Rating: 5 out of 5 posted Thursday-Mar-27-2003 at 18:59
Kev Atherton a part-time user from England, UK writes:
Well what can I say, I've read quite a few of these reviews and to the people who think it's cheap and shitty, WHAT THE F**K ARE YOU TALKING ABOUT!

I bought mine brand new in the UK for £499 in Sept 2002, and it is the best synth I have ever used, it IS made incredibly solid and a heavy motherf****r!

yes, it is 'virtual' analogue, but don't be fooled, this synth is awesome and CAN sound pretty damn close to analogues but is FAR more versatile (unless you own a Moog modular or ARP 2500!)! and for anybody who doesn't believe me, I own (and have owned) an SH101, Pro-One, Juno6, Yamaha CS30L, Moog Rogue, Transcendant 2000, Elka Ek22 (ahem!), and many, many a digital synth! I even sold my Yamaha AN1X due to it being blown out of the water by the OB12 (and check out the reviews on the Yamaha!).

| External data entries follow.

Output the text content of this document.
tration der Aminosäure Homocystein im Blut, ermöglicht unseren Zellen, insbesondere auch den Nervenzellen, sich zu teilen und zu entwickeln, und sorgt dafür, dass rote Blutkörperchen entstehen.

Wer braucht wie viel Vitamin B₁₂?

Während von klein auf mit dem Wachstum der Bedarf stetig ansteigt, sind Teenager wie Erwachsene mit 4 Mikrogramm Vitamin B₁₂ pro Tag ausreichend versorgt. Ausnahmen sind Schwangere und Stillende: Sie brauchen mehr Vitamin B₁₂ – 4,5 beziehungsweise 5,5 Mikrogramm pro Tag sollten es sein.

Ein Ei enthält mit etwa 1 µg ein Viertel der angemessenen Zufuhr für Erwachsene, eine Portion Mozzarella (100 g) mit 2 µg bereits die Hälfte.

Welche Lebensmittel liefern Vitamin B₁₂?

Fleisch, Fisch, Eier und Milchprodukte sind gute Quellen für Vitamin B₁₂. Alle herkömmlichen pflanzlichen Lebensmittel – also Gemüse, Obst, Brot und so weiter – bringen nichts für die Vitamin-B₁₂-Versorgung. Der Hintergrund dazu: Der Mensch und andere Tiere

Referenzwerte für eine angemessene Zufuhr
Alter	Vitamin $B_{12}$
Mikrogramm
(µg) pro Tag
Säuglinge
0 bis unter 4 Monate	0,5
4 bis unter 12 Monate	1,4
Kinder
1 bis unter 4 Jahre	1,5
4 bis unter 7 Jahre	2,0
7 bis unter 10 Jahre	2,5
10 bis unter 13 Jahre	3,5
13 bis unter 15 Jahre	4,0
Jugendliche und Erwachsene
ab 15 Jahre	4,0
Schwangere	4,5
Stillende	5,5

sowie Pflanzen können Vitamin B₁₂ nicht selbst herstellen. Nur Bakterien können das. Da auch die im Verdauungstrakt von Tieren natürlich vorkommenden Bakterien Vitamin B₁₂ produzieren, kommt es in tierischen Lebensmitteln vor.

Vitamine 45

Sure I will admit that a Supernova, Virus and a VERY select few are better for VA, but only very slightly in my experience of 'demo-ing' them, and certainly not worth over TWICE the price that this baby can be bought new! Plus I certainly disagree with a few of you out there re: build quality, this synth is built like a tank!

downsides: hmmm, yeah occasional 'clicks' when extreme output via the amp section (turn it down then!!), had to upgrade CPU firmware (stable as fook now!), and the Official Viscount/Oberheim site is NEVER updated!

these are all pretty minor things though, and overall i'm extremely happy with the synth, you cannot get this much 'hands-on' programmability for this amount of money!!!